28 May 2026
If you are covering the latest US PCE inflation and GDP data, please see the following comment from Jonathan Raymond, investment manager at Quilter Cheviot:
“Today’s US PCE inflation data capture the first two full months following the outbreak of conflict in the Middle East and the initial impact of the resulting oil price shock. Headline PCE came in at 3.8% year-on-year in April, up from 3.5% in March, while monthly inflation rose by 0.4% compared to 0.7% in March. Core PCE, the Federal Reserve’s preferred measure which strips out food and energy, also moved higher to 3.3% from 3.2% previously.

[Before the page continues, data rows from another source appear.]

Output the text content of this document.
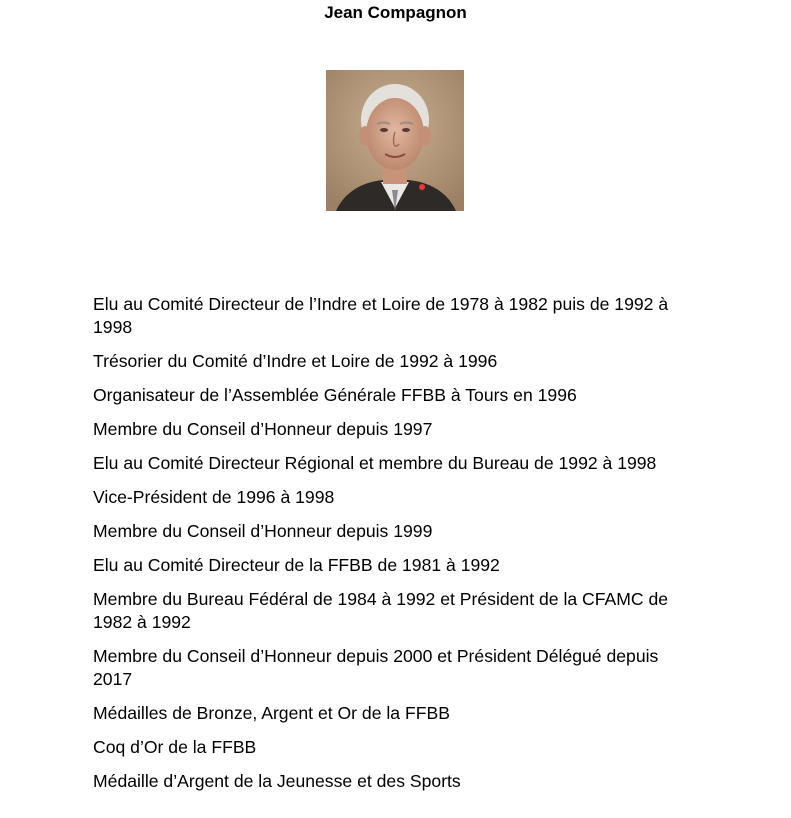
Jean Compagnon
Elu au Comité Directeur de l’Indre et Loire de 1978 à 1982 puis de 1992 à 1998
Trésorier du Comité d’Indre et Loire de 1992 à 1996
Organisateur de l’Assemblée Générale FFBB à Tours en 1996
Membre du Conseil d’Honneur depuis 1997
Elu au Comité Directeur Régional et membre du Bureau de 1992 à 1998
Vice-Président de 1996 à 1998
Membre du Conseil d’Honneur depuis 1999
Elu au Comité Directeur de la FFBB de 1981 à 1992
Membre du Bureau Fédéral de 1984 à 1992 et Président de la CFAMC de 1982 à 1992
Membre du Conseil d’Honneur depuis 2000 et Président Délégué depuis 2017
Médailles de Bronze, Argent et Or de la FFBB
Coq d’Or de la FFBB
Médaille d’Argent de la Jeunesse et des Sports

"With wage growth at 3.6% lower than the PCE inflation rate, many Americans will be feeling the squeeze on their pay packets and recent surveys have already outlined dismal consumer sentiment. With no resolution for the Middle East agreed as yet, elevated costs – particularly in energy and transport - will continue feeding through to consumer prices. This will erode spending power and weigh even further on sentiment and demand in the months ahead.
"Meanwhile, revised figures show US GDP grew by 1.6% in the first quarter of the year. While this is still an improvement on the 0.5% growth recorded in the final quarter of last year, it is notably weaker than initial estimates which showed 2% growth and primarily reflects revisions to investment and consumer spending.
“Taken at face value, this still points to an economy that entered the year on relatively solid footing. However, the composition of this growth is less reassuring. Much of it was driven by a rebound in government spending following last year’s shutdown, rather than momentum elsewhere. As higher energy costs and heightened uncertainty begin to filter through more fully, it is unlikely to be sustained, and we can expect to see a substantial dampening effect in the coming GDP prints.
“With Kevin Warsh now sworn in as the 17th chair of the Federal Reserve, his new position is one relatively few will envy. The President continues to mount pressure on policymakers to cut rates, even as inflation remains elevated and the economic outlook is increasingly uncertain. While Warsh will be inclined to lower interest rates over the longer term, the near-term backdrop leaves very little room for manoeuvre, particularly given any misstep could prove costly.”